Heat Pumps: Heating
Re: Blows Cold Air / Runs Continuous / Outdoor Unit Not Running
When the customers reports that their heat pump runs continuous and blows cold air, this is generally caused by an inoperative compressor.
► As long as the auxiliary heaters are working, the temperature in the space will still be at or near the heating setpoint.
Possible Causes (From Most to Least Likely): |
Qty |
Bad Capacitor |
1 |
No Power to O/D Unit |
|
Bad Compressor |
|
Refrigerant Charge |
|
Defrost Problem |
|
Ductwork Problem |
|
CHECKOUT
1. Check Outdoor Unit
2. Check Power
- Disconnect power to O/D unit by pulling disconnect or turning off breaker.
- Open the electrical compartment cover.
- Inspect for burnt wiring or burnt contactor contacts.
- Re-apply power to the unit.
- Check for 200 - 240VAC power on the contactor inlet.
- No Power = Tripped Breaker or Bad Wiring
- Check for 24VAC between "R" and "C" on the defrost control board.
- No Power = Blown Low Voltage Fuse or Bad Transformer
- Set the Thermostat to call for heat.
- Check for 24VAC between "Y" and "C" on the defrost control board.
3. Check Compressor Operation
- Check Compressor Amperage to ensure that the compressor is operating.
- Compressor Does Not Try to Start = Safety Lockout or Bad Contactor
- Check for 24VAC between the Yellow wire on the Y terminal and "C" on the defrost board.
- Check for 24VAC between both sides of the contactor coil.
- Power at the defrost board but not the contactor = Open Hi or Lo Pressure Switch
- Power on both but contactor not pulled in = Bad Contactor
- Compressor Hums but Doesn't Run = Bad Capacitor, Locked-up Compressor, or Burnt Compressor Wiring
4. Check Refrigerant Pressures
- Hook-up refrigerant gauges to the pressure ports on the unit.
- Blue --> "True Suction" Low Pressure
- Red --> High Pressure (liquid line)
- Monitor pressures as the system operates.
Normal Pressure Range |
Refrigerant |
0-30 Deg O/D |
30-50 Deg O/D |
R-22 |
- 20-40 Suction
- 150-225 Discharge
|
- 40-75 Suction
- 170-260 Discharge
|
R410A |
- 75-100 Suction
- 250-320 Discharge
|
- 100-150 Suction
- 250-375 Discharge
|
- Low Pressure Issues
- Low Suction + Low Discharge + Metering Device Frosting = Low Refrigerant Charge
- Try adding refrigerant through the Low Pressure gauge.
- Suction and Discharge Pressures should gradually increase as refrigerant is added.
- High Pressure Issues
- Place an insulated temperature probe on the liquid line.
- Allow the unit to run for at least 10 minutes.

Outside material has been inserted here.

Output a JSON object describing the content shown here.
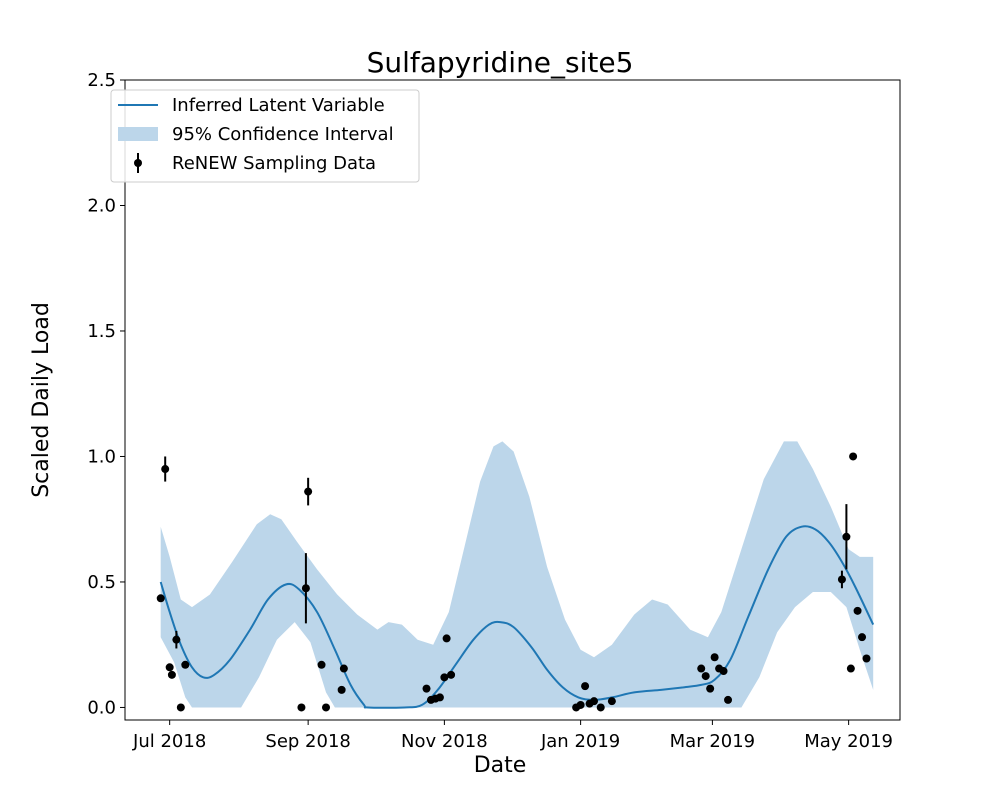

- Monitor pressures and temperature as the system operates.
- If pressure exceeds Normal Range or kicks-off on Hi Pressure safety in the first 5 minutes = Refrigerant Overcharge or No Indoor Blower
- Check Sub-Cooling
- Record "Saturation Temperature" from the discharge pressure gauge.
- Subtract the Actual liquid line temperature reading.
- Saturation Temp - Liquid Line Temp = Sub-Cooling
- Sub-Cooling > 13 deg. + High Discharge + High Suction = Overcharged
- Sub-Cooling > 13 deg. + High Discharge + Low Suction = Bad Expansion Valve
- Sub-Cooling < 2 deg. + High Discharge = Low Indoor Heat Transfer --> Step 6. Check Air Temperature Rise
5. Check Compressor Discharge Temperature
- Use a multi-meter to check the temperature of the compressor discharge line.
- Normal Temperature = 120 - 150 deg.
- Low Discharge Temp = Inefficient Operation
6. Check Air Temperature Rise
- With the auxiliary heaters disconnected (remove "W1" and "W2" form the air handler terminal block):
- Check the Return Air Temperature near the unit or in the filter compartment.
- Check the Supply Air Temperature.
- Normal Temperature Rise = 15-20 deg.
- Abnormally Low Return Air Temperature --> Check Return Ductwork for Cold Air Infiltration
- Low Temperature Rise = Inefficient Operation
- High Temperature Rise = Low Airflow
- RE-HOOK "W1" AND "W2" WIRES ON THE AIR HANDLER!